Ese polvo dispersa la luz de la estrella y crea una especie de niebla cósmica. Beta Pictoris d, además, es relativamente frío y emite muy poca radiación en comparación con los otros planetas del sistema.
El nuevo mundo se encuentra en una órbita mucho más extensa que Beta Pictoris b y c. Los modelos sitúan su semieje mayor alrededor de las 26 unidades astronómicas: unas 26 veces la distancia media entre la Tierra y el Sol. Su órbita está prácticamente alineada con la de los otros dos planetas y con la región interior del disco.
Beta Pictoris b y c poseen cerca de diez masas de Júpiter cada uno. Beta Pictoris d es considerablemente más pequeño, aunque sigue siendo un gigante gaseoso. Su baja masa y su escaso brillo lo convierten en uno de los planetas menos masivos jamás fotografiados desde un observatorio terrestre.
El James Webb lo encontró siguiendo la química de su atmósfera

Mientras el equipo del VLT identificaba el planeta mediante imágenes infrarrojas, otro grupo dirigido por Aidan Gibbs, de la Universidad de California en San Diego, llegó de manera independiente al mismo resultado utilizando el telescopio espacial James Webb.
La diferencia estuvo en la técnica. El Webb no se limitó a buscar un punto luminoso, sino que empleó la unidad de campo integral del instrumento NIRSpec para estudiar la composición química de cada zona del sistema.
Los planetas dejan patrones específicos en la luz que atraviesa o emerge de sus atmósferas. Esos patrones funcionan como huellas químicas. Al separar la señal del polvo, los investigadores encontraron una combinación que no podía proceder únicamente del disco: absorciones producidas por agua, metano y monóxido de carbono.
La primera detección fue confirmada posteriormente con una segunda observación de NIRSpec y con el instrumento MIRI, sensible a longitudes de onda infrarrojas más largas. La velocidad radial medida también encajaba con la posición orbital del planeta.
El otro estudio, basado en ERIS y las imágenes archivadas del Webb, encontró además indicios de absorción de dióxido de carbono. Sus colores sugieren que la atmósfera podría contener una proporción de elementos pesados superior a la observada en objetos de masa planetaria que flotan libremente por el espacio.
El planeta que faltaba para explicar el disco de polvo
Beta Pictoris d no solo añade un nombre a la lista de exoplanetas conocidos. Su posición podría resolver un problema que llevaba años intrigando a los astrónomos.

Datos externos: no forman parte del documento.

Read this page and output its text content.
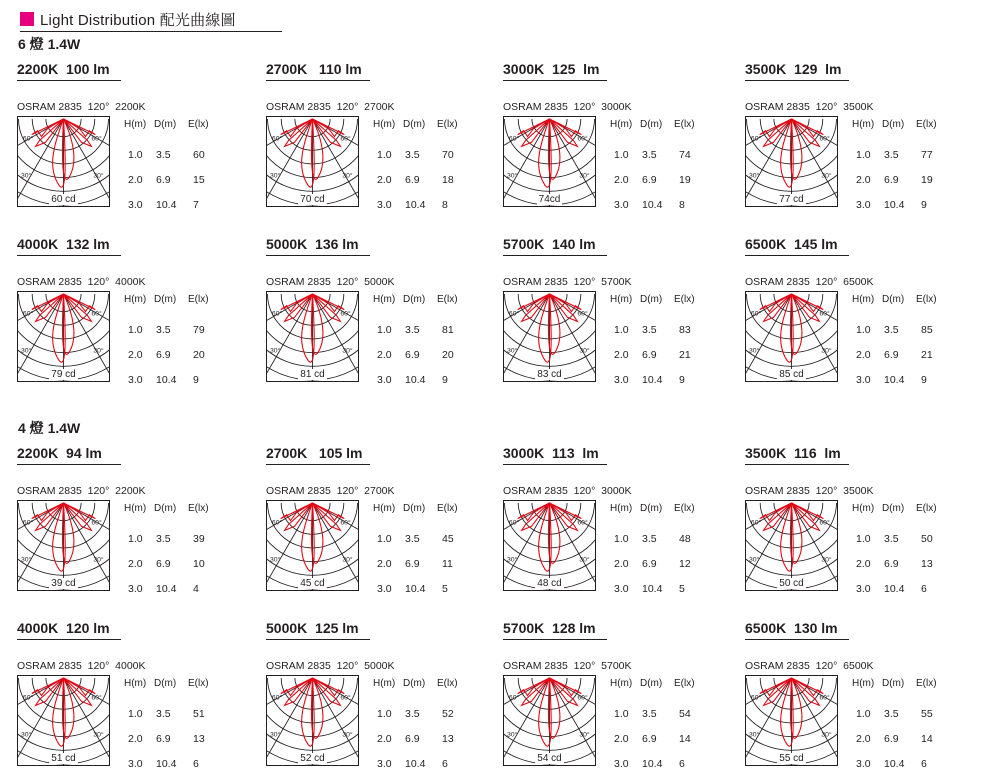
Light Distribution 配光曲線圖
6 燈 1.4W
2200K  100 lm
OSRAM 2835  120°  2200K
60°	60°
30°	30°
60 cd
H(m) D(m) E(lx)
1.0 3.5 60
2.0 6.9 15
3.0 10.4 7
2700K   110 lm
OSRAM 2835  120°  2700K
60°	60°
30°	30°
70 cd
H(m) D(m) E(lx)
1.0 3.5 70
2.0 6.9 18
3.0 10.4 8
3000K  125  lm
OSRAM 2835  120°  3000K
60°	60°
30°	30°
74cd
H(m) D(m) E(lx)
1.0 3.5 74
2.0 6.9 19
3.0 10.4 8
3500K  129  lm
OSRAM 2835  120°  3500K
60°	60°
30°	30°
77 cd
H(m) D(m) E(lx)
1.0 3.5 77
2.0 6.9 19
3.0 10.4 9
4000K  132 lm
OSRAM 2835  120°  4000K
60°	60°
30°	30°
79 cd
H(m) D(m) E(lx)
1.0 3.5 79
2.0 6.9 20
3.0 10.4 9
5000K  136 lm
OSRAM 2835  120°  5000K
60°	60°
30°	30°
81 cd
H(m) D(m) E(lx)
1.0 3.5 81
2.0 6.9 20
3.0 10.4 9
5700K  140 lm
OSRAM 2835  120°  5700K
60°	60°
30°	30°
83 cd
H(m) D(m) E(lx)
1.0 3.5 83
2.0 6.9 21
3.0 10.4 9
6500K  145 lm
OSRAM 2835  120°  6500K
60°	60°
30°	30°
85 cd
H(m) D(m) E(lx)
1.0 3.5 85
2.0 6.9 21
3.0 10.4 9
4 燈 1.4W
2200K  94 lm
OSRAM 2835  120°  2200K
60°	60°
30°	30°
39 cd
H(m) D(m) E(lx)
1.0 3.5 39
2.0 6.9 10
3.0 10.4 4
2700K   105 lm
OSRAM 2835  120°  2700K
60°	60°
30°	30°
45 cd
H(m) D(m) E(lx)
1.0 3.5 45
2.0 6.9 11
3.0 10.4 5
3000K  113  lm
OSRAM 2835  120°  3000K
60°	60°
30°	30°
48 cd
H(m) D(m) E(lx)
1.0 3.5 48
2.0 6.9 12
3.0 10.4 5
3500K  116  lm
OSRAM 2835  120°  3500K
60°	60°
30°	30°
50 cd
H(m) D(m) E(lx)
1.0 3.5 50
2.0 6.9 13
3.0 10.4 6
4000K  120 lm
OSRAM 2835  120°  4000K
60°	60°
30°	30°
51 cd
H(m) D(m) E(lx)
1.0 3.5 51
2.0 6.9 13
3.0 10.4 6
5000K  125 lm
OSRAM 2835  120°  5000K
60°	60°
30°	30°
52 cd
H(m) D(m) E(lx)
1.0 3.5 52
2.0 6.9 13
3.0 10.4 6
5700K  128 lm
OSRAM 2835  120°  5700K
60°	60°
30°	30°
54 cd
H(m) D(m) E(lx)
1.0 3.5 54
2.0 6.9 14
3.0 10.4 6
6500K  130 lm
OSRAM 2835  120°  6500K
60°	60°
30°	30°
55 cd
H(m) D(m) E(lx)
1.0 3.5 55
2.0 6.9 14
3.0 10.4 6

El disco de escombros posee un borde interior sorprendentemente definido. Los planetas b y c orbitan demasiado cerca de la estrella para haber limpiado esa región. Por eso, algunos modelos ya predecían que debía existir otro planeta más exterior cuya gravedad expulsara, capturara o reorganizara los pequeños cuerpos del disco.
La masa y la órbita estimadas para Beta Pictoris d encajan con ese planeta “pastor”. Su gravedad habría contribuido a esculpir el borde interior del disco, del mismo modo que algunas lunas de Saturno organizan y delimitan sus anillos. No obstante, las incertidumbres actuales todavía permiten que existan más planetas ocultos más allá de su órbita.
El descubrimiento convierte a Beta Pictoris en apenas el segundo sistema con más de dos exoplanetas confirmados mediante imagen directa. También demuestra el valor de regresar a observaciones antiguas con técnicas más avanzadas: el planeta no apareció repentinamente, siempre había estado dentro de los datos.
Durante más de una década fue poco más que una imperfección junto a una estrella deslumbrante. Ahora es una pieza capaz de explicar la arquitectura de todo un sistema planetario y un recordatorio incómodo para la astronomía: algunos mundos no están demasiado lejos para ser encontrados. Simplemente se esconden mejor de lo que esperábamos.